TIM gabungan Jatanras Polresta Barelang bersama Unit Reskrim Polsek Sekupang mengamankan seorang pria yang diduga kuat berkaitan dengan kematian seorang perempuan, yang jasadnya ditemukan telah membusuk di kawasan hutan Patam Lestari, Kecamatan Sekupang, Batam, Senin (24/08/2026) siang.
Pria tersebut diamankan pada sore harinya, dihari yang sama di wilayah Batuaji, diketahui merupakan suami siri korban berinisial SR (50 tahun).
Penangkapan dilakukan beberapa jam setelah warga menemukan jasad perempuan di kawasan hutan Patam Lestari.
Polisi kemudian melakukan penyelidikan berdasarkan sejumlah informasi dan petunjuk dari lokasi kejadian.
Berdasarkan informasi yang beredar, kasus tersebut bermula dari laporan anak korban ke Polsek Sekupang pada 13 Agustus 2026 lalu.
Dalam laporan itu disebutkan SR dan suami sirinya tidak pulang ke rumah selama tiga hari sejak 10 Agustus.
Laporan orang hilang tersebut menjadi salah satu petunjuk yang ditelusuri penyidik hingga keberadaan korban akhirnya diketahui.
Jasad SR ditemukan warga pada Senin (24/08/2026) siang.

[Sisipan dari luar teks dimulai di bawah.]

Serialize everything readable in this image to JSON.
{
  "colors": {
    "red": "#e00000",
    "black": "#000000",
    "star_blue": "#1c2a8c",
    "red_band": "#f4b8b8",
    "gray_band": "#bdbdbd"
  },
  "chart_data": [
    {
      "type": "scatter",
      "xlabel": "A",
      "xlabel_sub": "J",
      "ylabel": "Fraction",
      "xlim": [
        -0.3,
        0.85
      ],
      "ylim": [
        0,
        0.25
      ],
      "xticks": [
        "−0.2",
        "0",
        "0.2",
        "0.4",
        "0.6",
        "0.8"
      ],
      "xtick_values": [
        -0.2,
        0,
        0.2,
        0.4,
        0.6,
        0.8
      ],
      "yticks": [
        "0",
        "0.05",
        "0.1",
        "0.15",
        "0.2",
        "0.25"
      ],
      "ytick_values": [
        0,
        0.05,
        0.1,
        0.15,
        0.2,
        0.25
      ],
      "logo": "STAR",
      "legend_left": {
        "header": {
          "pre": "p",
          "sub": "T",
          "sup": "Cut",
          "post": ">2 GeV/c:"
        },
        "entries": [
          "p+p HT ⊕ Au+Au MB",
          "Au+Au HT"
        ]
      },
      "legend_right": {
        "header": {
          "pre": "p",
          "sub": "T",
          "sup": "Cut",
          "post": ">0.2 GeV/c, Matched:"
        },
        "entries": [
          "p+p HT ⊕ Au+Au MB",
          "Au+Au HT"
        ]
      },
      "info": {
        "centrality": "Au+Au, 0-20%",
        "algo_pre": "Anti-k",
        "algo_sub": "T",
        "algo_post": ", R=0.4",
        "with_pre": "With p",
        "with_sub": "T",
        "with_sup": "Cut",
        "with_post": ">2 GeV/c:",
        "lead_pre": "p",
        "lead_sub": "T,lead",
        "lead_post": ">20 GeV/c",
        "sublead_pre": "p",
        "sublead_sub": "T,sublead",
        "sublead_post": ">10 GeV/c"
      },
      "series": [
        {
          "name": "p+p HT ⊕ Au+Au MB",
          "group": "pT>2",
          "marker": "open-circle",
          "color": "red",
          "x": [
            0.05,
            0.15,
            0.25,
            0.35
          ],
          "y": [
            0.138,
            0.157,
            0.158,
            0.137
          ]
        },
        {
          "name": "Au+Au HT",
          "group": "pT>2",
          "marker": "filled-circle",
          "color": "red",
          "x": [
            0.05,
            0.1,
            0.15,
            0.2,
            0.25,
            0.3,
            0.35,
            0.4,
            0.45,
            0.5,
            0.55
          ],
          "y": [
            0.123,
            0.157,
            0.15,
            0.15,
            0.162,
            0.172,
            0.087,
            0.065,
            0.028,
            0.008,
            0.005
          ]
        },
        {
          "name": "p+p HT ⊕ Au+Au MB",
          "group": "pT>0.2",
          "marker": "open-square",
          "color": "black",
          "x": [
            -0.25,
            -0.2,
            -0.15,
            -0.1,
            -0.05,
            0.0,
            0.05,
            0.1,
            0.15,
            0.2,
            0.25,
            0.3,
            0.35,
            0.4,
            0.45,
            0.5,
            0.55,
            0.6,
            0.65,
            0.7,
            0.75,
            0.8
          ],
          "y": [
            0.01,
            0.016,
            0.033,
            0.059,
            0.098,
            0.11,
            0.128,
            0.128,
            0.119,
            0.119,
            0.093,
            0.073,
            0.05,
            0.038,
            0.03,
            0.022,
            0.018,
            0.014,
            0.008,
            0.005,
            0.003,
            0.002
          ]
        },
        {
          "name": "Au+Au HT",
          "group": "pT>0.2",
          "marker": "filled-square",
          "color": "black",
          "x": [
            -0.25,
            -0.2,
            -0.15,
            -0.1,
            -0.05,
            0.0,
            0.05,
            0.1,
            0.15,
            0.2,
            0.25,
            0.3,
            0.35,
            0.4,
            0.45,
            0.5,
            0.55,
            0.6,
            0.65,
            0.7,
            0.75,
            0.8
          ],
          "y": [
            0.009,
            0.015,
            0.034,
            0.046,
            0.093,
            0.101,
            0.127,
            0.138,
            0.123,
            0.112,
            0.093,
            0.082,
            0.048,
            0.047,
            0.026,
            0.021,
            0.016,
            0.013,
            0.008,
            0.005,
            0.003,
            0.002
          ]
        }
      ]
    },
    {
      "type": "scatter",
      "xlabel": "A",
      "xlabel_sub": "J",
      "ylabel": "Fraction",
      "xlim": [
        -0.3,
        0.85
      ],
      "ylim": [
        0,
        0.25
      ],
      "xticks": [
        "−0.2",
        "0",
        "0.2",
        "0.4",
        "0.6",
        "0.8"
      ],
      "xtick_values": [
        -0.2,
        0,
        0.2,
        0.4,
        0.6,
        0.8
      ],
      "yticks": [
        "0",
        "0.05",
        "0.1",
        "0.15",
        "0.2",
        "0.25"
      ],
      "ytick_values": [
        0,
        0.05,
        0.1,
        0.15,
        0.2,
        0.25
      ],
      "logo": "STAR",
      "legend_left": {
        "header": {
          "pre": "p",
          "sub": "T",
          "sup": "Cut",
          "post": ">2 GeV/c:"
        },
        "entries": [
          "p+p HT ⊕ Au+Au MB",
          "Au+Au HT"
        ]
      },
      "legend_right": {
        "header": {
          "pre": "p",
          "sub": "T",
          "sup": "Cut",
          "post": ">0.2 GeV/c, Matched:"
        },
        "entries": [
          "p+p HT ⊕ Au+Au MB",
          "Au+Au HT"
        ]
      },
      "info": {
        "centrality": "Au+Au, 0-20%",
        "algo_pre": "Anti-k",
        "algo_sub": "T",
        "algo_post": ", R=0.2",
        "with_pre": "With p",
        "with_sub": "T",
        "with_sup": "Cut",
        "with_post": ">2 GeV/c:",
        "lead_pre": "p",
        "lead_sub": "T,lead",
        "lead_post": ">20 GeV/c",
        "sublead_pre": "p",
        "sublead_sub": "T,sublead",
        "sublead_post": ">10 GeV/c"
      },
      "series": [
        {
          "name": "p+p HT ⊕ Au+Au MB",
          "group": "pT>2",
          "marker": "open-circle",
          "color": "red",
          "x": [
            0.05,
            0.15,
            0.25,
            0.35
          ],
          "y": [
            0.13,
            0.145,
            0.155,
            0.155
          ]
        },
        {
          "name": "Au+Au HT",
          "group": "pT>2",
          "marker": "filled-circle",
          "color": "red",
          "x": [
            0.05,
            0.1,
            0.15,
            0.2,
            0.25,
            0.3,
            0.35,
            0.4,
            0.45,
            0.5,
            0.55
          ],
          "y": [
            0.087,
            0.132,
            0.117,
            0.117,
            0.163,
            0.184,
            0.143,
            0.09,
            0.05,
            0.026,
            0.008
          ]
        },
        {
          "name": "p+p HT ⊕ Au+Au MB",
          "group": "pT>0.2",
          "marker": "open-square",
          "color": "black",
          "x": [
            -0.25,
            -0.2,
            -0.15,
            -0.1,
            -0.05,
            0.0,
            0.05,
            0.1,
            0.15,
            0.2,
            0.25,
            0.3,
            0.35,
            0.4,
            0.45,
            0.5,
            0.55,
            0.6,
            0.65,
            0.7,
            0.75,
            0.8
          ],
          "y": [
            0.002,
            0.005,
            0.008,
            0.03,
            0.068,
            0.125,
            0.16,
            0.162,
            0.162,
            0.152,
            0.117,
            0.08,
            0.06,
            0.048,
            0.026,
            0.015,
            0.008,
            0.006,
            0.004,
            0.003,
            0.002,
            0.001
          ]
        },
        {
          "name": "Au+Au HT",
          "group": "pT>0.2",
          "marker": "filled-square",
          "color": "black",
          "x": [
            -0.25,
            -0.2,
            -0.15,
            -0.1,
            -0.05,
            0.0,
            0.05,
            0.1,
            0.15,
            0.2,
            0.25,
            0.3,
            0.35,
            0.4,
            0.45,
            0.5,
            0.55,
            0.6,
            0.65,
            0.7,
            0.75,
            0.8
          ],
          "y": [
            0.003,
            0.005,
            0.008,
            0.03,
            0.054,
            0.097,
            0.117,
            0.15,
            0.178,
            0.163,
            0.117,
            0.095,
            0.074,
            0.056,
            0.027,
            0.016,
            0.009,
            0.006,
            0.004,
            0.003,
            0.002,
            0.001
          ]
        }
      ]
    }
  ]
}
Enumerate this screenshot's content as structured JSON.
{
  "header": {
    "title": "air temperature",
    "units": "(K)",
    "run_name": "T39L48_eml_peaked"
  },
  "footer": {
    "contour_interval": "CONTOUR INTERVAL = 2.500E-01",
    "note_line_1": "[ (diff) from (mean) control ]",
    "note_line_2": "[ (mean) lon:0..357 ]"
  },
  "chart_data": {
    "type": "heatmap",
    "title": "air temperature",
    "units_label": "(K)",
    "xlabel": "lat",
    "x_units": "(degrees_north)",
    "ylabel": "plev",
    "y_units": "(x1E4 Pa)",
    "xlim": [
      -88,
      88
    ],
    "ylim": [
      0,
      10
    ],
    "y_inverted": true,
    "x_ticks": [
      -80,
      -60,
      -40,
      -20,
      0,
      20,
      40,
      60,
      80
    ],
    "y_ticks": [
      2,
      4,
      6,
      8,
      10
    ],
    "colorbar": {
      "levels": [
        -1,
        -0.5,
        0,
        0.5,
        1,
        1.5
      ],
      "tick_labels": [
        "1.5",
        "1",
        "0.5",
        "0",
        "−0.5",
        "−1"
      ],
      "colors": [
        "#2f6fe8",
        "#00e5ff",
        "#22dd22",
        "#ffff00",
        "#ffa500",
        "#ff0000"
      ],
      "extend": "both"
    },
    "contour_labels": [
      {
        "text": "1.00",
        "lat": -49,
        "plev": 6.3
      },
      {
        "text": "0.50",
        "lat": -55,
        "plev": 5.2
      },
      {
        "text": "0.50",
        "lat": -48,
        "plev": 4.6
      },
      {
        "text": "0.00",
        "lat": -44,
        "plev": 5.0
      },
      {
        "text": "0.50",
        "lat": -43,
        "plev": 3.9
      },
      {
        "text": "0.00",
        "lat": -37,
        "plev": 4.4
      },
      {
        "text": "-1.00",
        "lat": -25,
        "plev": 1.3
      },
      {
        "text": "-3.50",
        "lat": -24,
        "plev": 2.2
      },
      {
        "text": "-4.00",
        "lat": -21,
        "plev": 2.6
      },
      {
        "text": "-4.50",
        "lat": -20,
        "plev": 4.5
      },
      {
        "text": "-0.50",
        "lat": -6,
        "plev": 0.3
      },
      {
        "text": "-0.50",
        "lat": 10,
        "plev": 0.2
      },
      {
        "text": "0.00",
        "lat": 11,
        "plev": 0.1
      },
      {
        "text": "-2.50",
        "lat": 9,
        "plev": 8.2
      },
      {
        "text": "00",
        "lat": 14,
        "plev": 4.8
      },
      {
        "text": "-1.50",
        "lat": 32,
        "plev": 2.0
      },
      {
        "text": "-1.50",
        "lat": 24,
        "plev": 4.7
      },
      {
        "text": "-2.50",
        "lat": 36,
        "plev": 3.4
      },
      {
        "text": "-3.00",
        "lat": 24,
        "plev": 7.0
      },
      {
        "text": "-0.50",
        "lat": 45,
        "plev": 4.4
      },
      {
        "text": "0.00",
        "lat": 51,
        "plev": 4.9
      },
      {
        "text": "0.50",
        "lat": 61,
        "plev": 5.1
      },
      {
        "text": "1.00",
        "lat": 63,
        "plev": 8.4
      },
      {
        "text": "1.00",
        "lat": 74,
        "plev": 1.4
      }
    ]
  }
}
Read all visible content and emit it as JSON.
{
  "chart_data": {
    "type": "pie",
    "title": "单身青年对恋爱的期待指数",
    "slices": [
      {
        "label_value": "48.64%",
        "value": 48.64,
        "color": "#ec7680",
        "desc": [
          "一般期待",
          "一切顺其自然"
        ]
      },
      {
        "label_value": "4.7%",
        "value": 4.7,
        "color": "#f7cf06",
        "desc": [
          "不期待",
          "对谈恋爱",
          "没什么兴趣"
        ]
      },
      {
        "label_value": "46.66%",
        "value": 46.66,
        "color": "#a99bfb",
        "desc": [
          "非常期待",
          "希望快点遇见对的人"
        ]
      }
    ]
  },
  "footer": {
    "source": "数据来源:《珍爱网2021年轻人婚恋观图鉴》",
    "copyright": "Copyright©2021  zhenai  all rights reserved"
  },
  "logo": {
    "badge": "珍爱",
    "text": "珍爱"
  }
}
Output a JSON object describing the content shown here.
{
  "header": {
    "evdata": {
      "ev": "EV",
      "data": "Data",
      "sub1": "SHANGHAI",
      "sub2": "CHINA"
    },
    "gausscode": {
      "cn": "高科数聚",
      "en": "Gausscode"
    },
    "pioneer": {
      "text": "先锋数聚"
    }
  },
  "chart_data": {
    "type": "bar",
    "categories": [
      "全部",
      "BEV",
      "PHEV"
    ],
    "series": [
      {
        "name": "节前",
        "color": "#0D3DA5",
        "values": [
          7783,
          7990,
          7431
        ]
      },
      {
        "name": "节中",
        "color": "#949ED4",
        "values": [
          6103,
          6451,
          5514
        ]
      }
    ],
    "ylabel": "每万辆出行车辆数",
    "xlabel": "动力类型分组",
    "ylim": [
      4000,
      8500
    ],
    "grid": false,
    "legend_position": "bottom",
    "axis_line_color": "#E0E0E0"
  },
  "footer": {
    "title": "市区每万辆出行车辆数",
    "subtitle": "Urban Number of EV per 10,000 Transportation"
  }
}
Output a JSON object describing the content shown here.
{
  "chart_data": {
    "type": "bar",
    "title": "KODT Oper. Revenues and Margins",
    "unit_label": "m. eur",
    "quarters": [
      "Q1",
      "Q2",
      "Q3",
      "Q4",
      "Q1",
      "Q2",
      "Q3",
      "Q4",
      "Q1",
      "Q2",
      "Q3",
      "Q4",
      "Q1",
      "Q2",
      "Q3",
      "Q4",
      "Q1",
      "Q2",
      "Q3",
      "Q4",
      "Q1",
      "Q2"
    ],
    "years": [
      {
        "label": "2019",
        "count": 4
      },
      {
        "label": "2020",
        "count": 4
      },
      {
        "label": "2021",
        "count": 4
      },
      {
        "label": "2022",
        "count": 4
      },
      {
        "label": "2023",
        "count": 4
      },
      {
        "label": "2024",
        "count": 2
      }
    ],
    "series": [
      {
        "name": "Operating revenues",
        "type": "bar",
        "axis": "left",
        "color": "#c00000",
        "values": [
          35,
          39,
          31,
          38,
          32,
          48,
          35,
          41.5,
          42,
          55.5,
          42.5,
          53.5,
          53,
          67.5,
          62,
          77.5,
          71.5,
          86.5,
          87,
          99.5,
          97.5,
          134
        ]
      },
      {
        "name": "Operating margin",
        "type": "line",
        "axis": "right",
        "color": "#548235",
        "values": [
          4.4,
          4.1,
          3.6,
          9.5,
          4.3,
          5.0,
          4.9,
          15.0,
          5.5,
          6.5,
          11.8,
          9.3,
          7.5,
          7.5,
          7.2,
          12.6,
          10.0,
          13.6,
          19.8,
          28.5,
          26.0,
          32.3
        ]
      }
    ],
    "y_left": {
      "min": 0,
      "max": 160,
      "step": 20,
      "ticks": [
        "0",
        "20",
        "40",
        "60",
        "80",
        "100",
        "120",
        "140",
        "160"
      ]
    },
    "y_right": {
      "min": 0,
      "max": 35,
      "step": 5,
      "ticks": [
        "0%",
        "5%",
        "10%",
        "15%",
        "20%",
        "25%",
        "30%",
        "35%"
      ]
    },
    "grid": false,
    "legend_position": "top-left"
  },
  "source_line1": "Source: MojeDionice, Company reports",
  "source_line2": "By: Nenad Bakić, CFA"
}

Kondisinya telah mengalami pembusukan sehingga tidak dapat dikenali secara jelas.
Saat ditemukan, korban mengenakan celana legging hitam, baju putih, sepatu merah merek Nike, serta kaus kaki hitam.
Polisi langsung melakukan olah tempat kejadian perkara dan mengevakuasi jasad untuk pemeriksaan lebih lanjut.
Dari penyelidikan awal, polisi kemudian mengamankan pria yang disebut memiliki perawakan tinggi dengan kumis dan jenggot tebal. Pria tersebut diduga merupakan suami siri korban.
Informasi di lapangan menyebut kematian korban diduga berkaitan dengan kecemburuan. Pelaku disebut mencurigai korban memiliki hubungan dengan anak kandungnya sendiri. Dugaan tersebut kemudian disebut berujung pada aksi kekerasan.
Namun, polisi belum mengungkap motif dan rangkaian kejadian secara resmi.
Kapolresta Barelang Kombes Pol Anggoro Wicaksono membenarkan pihaknya telah mengamankan seorang pria yang berkaitan dengan kasus tersebut.
Ia mengatakan penyidik masih menyiapkan bahan penyidikan.
“Besok (Rabu) kita akan rilis ya, berkas sedang disiapkan,” ujar Anggoro, Selasa (25/08/2026).
Ia meminta masyarakat bersabar dan memberikan kesempatan kepada penyidik menyelesaikan proses penyidikan.
“Semua bahan sedang kita siapkan. Mohon bersabar ya, tim sedang bekerja,” katanya.
Keterangan lebih lengkap mengenai motif dan rangkaian kematian SR dijadwalkan disampaikan dalam konferensi pers Kapolresta Barelang pada Rabu (26/08/2026) siang.